“Chaplain Dunn, we need you in the emergency room,” the nurse started her call to me on a Saturday morning. “An eight-day-old baby died at his mother’s breast at home and the family needs your support.” This family had no minister to call. I did what I could for them. It was a sad, sad situation. A few hours later the funeral home called, and the family asked if I could conduct a graveside service for the child.
For twenty years, for one week each quarter, I volunteered as the on-call chaplain at the Loudoun Hospital Center in Virginia. During normal business hours, there was a full-time chaplain ready to handle emergencies. I almost always got a few calls each week I was on duty. Often, it was for deaths in the ER. Sometimes, it was for stillbirths or neonatal deaths. The staff knew they needed to provide spiritual support in times of crisis. Who could they call after hours?
The mysterious absence of chaplains
As I wrote in my last blog, we have been binge-watching Grey’s Anatomy during the pandemic. In the over 300 episodes of Grey’s Anatomy I have watched, I can’t recall a time when a chaplain was on camera. Isn’t that curious? Like all medical dramas, the show is filled with crises and death. Where are the chaplains? Full disclosure here: I am a chaplain and could be protecting my turf.

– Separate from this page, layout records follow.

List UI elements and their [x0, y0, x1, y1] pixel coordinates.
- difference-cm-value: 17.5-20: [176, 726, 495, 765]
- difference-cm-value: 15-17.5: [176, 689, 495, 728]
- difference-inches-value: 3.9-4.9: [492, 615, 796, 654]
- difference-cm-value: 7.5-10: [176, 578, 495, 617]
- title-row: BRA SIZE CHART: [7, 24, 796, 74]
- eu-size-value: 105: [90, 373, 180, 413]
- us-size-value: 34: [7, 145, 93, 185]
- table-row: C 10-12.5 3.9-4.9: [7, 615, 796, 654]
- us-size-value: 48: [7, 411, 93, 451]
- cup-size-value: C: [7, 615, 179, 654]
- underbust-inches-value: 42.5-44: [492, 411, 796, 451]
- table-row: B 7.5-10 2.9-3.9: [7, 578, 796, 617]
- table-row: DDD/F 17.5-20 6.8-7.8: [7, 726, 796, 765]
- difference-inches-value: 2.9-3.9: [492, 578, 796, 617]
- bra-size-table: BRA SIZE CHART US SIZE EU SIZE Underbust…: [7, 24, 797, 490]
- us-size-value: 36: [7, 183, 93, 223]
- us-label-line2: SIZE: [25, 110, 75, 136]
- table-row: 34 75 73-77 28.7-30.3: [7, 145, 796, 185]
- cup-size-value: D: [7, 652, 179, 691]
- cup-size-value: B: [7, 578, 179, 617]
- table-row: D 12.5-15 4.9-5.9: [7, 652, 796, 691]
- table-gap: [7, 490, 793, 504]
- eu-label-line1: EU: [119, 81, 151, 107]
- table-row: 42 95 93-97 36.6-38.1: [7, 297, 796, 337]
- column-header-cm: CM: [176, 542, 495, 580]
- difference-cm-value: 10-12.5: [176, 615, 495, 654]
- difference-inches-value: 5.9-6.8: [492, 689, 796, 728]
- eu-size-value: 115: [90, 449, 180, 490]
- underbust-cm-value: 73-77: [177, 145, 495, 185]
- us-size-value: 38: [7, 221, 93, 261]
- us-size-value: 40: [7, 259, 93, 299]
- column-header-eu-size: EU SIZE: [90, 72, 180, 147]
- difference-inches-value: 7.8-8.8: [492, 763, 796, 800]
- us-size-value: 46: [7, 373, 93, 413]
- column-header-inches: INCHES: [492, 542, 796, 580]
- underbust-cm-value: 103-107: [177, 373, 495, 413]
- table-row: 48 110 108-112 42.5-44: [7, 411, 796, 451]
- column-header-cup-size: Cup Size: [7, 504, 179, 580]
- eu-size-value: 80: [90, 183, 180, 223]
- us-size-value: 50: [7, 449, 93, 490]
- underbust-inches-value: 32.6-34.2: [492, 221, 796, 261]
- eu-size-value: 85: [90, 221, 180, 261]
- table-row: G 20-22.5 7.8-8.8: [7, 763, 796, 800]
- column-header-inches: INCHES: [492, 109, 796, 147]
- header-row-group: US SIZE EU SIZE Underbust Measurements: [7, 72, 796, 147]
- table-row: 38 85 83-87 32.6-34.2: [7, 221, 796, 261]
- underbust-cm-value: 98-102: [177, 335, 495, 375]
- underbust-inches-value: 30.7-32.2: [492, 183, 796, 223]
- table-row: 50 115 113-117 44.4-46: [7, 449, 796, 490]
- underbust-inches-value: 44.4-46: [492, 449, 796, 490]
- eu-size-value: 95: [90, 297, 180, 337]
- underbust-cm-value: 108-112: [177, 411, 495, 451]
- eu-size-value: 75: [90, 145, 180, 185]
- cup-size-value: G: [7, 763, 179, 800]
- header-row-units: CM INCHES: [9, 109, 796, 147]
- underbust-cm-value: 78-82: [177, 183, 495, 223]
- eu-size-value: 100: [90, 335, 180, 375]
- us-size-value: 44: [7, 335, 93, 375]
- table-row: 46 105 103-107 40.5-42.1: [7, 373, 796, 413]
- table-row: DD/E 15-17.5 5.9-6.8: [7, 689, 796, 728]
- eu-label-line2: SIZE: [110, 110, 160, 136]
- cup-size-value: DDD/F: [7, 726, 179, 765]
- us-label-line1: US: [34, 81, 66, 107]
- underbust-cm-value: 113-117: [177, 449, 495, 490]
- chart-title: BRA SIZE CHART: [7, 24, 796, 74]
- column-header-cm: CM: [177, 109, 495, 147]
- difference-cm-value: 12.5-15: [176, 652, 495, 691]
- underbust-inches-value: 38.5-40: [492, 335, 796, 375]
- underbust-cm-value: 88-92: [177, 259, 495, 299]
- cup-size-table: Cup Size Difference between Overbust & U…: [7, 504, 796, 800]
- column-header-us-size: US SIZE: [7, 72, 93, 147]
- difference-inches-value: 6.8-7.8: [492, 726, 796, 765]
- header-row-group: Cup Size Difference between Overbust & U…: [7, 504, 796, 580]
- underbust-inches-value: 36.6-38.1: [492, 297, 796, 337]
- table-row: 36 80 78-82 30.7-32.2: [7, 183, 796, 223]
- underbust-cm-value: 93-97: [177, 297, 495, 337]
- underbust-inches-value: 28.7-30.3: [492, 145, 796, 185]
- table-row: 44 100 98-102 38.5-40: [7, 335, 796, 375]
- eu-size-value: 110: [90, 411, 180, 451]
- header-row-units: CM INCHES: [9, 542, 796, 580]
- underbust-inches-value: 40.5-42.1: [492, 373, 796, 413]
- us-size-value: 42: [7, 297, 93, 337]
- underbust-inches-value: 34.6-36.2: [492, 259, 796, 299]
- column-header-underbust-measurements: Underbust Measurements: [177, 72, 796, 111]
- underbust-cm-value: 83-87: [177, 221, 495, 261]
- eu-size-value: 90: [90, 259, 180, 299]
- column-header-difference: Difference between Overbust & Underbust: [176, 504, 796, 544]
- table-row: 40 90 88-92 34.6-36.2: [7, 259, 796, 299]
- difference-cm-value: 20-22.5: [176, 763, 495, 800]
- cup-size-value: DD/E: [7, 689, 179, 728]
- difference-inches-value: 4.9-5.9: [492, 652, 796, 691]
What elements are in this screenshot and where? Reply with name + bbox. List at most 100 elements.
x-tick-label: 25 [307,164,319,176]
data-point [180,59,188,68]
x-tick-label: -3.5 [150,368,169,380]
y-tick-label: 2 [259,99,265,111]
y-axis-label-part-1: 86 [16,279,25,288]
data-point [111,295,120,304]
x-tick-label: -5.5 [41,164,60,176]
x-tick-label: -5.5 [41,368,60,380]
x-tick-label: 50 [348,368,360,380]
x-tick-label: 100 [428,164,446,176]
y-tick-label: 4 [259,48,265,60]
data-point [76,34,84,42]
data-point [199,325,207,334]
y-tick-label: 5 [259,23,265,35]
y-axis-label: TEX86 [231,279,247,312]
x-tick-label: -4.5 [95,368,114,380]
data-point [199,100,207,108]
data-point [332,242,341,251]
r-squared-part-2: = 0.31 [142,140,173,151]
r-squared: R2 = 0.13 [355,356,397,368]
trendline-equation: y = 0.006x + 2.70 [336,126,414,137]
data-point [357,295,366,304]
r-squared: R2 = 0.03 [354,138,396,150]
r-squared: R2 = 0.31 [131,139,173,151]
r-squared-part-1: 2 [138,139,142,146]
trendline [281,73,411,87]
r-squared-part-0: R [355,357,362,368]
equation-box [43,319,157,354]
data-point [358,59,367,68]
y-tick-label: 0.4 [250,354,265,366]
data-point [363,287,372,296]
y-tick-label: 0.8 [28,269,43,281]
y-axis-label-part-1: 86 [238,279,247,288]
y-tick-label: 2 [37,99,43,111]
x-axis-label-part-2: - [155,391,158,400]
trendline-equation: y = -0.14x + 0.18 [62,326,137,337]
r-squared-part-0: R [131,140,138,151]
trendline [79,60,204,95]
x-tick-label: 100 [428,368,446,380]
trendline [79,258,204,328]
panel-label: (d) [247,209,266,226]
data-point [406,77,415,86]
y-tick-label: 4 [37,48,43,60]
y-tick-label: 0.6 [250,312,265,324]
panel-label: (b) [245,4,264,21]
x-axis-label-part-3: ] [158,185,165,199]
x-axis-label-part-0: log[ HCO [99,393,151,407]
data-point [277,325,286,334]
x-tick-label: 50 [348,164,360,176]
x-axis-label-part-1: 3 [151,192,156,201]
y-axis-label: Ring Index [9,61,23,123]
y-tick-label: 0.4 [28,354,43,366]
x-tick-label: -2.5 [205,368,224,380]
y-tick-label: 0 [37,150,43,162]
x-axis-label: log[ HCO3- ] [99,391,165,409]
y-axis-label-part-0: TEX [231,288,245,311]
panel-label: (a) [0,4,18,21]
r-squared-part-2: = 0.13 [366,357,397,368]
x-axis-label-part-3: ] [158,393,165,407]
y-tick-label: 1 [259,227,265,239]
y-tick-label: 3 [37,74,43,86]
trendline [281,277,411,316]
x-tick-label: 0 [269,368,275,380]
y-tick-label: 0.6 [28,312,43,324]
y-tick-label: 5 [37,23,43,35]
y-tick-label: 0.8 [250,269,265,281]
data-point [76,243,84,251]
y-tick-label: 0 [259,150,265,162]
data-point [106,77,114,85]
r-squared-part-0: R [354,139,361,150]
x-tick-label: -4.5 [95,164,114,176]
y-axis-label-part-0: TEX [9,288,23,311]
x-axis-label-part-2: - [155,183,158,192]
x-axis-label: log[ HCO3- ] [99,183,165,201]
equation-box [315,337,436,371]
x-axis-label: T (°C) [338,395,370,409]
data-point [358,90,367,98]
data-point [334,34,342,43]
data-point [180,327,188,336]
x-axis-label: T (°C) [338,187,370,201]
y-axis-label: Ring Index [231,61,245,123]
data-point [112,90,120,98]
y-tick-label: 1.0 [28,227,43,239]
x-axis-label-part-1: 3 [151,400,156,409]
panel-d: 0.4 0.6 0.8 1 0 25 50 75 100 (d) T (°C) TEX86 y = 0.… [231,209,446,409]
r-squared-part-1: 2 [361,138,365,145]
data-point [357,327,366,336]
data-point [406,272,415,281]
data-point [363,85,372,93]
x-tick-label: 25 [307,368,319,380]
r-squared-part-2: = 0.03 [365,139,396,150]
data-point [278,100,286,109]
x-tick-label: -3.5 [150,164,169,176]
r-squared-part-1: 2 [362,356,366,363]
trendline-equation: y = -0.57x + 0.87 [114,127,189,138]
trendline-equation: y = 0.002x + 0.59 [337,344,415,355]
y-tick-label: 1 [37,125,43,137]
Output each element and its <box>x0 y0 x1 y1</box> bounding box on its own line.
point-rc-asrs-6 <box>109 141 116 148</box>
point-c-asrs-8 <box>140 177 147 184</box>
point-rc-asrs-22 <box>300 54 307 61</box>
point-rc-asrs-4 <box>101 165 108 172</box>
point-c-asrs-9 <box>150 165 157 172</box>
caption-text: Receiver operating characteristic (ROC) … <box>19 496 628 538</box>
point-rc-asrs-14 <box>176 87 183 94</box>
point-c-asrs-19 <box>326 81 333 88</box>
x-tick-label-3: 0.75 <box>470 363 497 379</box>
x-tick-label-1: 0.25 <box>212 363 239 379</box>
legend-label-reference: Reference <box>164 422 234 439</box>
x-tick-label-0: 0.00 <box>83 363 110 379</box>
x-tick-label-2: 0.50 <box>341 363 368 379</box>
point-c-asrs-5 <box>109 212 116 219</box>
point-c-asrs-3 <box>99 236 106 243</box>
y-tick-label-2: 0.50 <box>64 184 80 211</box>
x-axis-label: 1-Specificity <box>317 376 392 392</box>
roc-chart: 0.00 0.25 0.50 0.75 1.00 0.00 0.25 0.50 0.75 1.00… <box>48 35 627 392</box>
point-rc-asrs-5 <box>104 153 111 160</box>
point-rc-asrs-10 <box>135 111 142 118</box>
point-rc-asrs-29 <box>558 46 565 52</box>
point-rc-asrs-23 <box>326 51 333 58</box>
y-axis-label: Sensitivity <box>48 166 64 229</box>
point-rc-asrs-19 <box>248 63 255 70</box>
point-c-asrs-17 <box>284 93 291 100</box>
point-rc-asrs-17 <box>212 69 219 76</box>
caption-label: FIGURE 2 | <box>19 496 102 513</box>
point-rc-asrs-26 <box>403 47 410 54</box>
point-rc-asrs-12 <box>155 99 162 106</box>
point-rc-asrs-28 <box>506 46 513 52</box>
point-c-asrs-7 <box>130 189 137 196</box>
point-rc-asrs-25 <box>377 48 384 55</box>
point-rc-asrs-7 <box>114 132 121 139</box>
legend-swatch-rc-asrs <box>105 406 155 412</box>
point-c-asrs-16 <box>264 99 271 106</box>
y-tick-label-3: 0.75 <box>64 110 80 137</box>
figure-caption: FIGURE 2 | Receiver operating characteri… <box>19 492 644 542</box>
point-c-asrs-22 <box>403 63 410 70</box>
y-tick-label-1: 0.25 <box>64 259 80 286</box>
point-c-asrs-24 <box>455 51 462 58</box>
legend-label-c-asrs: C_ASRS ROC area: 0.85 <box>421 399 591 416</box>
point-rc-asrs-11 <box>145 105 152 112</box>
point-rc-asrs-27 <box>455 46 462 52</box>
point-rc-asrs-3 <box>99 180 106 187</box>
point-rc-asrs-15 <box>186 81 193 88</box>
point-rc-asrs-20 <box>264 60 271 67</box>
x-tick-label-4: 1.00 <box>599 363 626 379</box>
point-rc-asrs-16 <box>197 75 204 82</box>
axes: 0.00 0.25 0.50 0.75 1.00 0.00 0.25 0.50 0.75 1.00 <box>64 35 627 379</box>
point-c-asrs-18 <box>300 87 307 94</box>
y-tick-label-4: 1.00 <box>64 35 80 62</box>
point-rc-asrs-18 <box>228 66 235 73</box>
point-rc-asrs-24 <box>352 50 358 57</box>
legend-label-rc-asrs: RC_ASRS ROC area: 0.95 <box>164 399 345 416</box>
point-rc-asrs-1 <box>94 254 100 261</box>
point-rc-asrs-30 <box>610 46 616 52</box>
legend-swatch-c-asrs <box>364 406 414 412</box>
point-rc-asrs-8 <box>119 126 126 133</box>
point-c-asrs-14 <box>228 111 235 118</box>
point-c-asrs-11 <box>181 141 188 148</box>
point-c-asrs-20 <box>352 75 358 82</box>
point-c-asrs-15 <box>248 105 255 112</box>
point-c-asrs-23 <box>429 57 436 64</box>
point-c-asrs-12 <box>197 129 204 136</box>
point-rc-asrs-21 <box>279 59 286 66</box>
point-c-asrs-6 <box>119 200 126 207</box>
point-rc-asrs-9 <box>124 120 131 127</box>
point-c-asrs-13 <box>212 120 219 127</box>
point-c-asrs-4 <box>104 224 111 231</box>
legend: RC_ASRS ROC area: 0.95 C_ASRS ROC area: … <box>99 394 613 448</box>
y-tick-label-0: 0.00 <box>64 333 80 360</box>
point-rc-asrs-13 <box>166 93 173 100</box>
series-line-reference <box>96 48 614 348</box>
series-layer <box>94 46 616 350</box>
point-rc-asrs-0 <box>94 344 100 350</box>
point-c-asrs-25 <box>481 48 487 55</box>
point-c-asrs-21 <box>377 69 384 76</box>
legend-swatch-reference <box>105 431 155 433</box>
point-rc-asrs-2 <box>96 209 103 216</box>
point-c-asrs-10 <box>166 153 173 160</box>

One past TV medical drama, M*A*S*H (1972-83), cast a chaplain in a significant role. The Mobile Army Surgical Hospital amid the Korean War might make the presence of a chaplain seem more acceptable. After all, it was the Army in the middle of a war. The chaplain, Father Mulcahy (a Catholic priest), was one of only four characters who appeared in all eleven seasons of the hit show — along with “Hawkeye,” “Hot Lips” Houlihan, and the crossdressing Klinger.
There was one Grey’s episode when two doctors talked about needing to get a chaplain. A patient was asking for forgiveness. He was the landlord of an apartment building that had collapsed resulting in multiple injuries and some deaths. He said he was trying to save up the money to make repairs to the structural damage the building had suffered in an earthquake. Now, people had died because of his procrastination and he wanted to be forgiven.
Dr. Ben Warren said, “The chaplain is M.I.A. and I heard there was a rabbi in geriatrics.”
Dr. Leah Murphy encouraged Ben to go see the patient and act as chaplain, “All you have to do is listen and nod your head.”
Dr. Warren did see the patient and told him he was not a priest. The guilt-ridden landlord said, “I just need someone to listen.”
The spiritual side of Grey’s Anatomy
Just because the show is absent chaplains or other clergy does not mean it does not tackle some very important spiritual and religious topics. More than once did a child need life-saving medical treatment when one parent wanted to trust the doctors and the other wanted to take the child home and trust God only. Similarly, a Jehovah’s Witness patient refused to accept a blood transfusion that could have saved his life but would violate his strongly held religious belief. A new intern felt compelled to use her hijab to stop the bleeding in a patient. It was later was returned to her, cleaned, by a fellow physician who knew the spiritual importance of the head covering.
For nine seasons of Grey’s most of the “spiritual teaching,” centers around the character, Dr. April Kepner. She starts out on the show as a conservative Christian and something of a prude. Gradually, life seems to interrupt her strongly held beliefs and morals. She loses her virginity and then recommits to a chaste life in an effort to “re-virginize.” She gets married, has a child die soon after birth, gets a divorce, and has another child as a single mother. Her own painful life story and the random tragic stories of her patients causes a crisis of faith in Dr. Kepner.
The journey we’re all on
Kepner’s breakthrough to a more mature faith is helped by a dying patient, Rabbi Eli. He is dying because of a mistake made by Dr. Miranda Bailey. Kepner views Eli’s case as just more evidence that God does not care for us. She wants a guarantee that if you are faithful good things will come your way.
The rabbi will have none of the guarantee talk. He recites a long list of faithful biblical characters who were tragic victims. Eli says it’s also in “the sequel” (by which he means the New Testament). He argues that if only good things happened in these stories, the bible would not have been a best-seller.
“Who are you to know why some people live and some people die?” the dying man tells Dr. Kepner. “God’s not indifferent to our pain…the world is full of brokenness and it’s our job to put it back together again.” He asks her to tell Dr. Bailey he forgives her for her mistake. He dies confusing Dr. Kepner with his wife who is out of town. Get out the tissues.
Occasionally, the hectic scenes in Grey’s O.R. and E.R. shift to the quiet of the chapel. Doctors pray, light candles, or just sit silently. Here, Kepner walks in on a distraught Dr. Bailey who is lighting a candle and seeking solace.
Dr. Kepner tells her, “Eli forgave you. Some things just happen, and we don’t get to know why.” She came to a point of acceptance and was able to comfort a fellow traveler in this seemingly unfair world. Is this not the journey we are all on?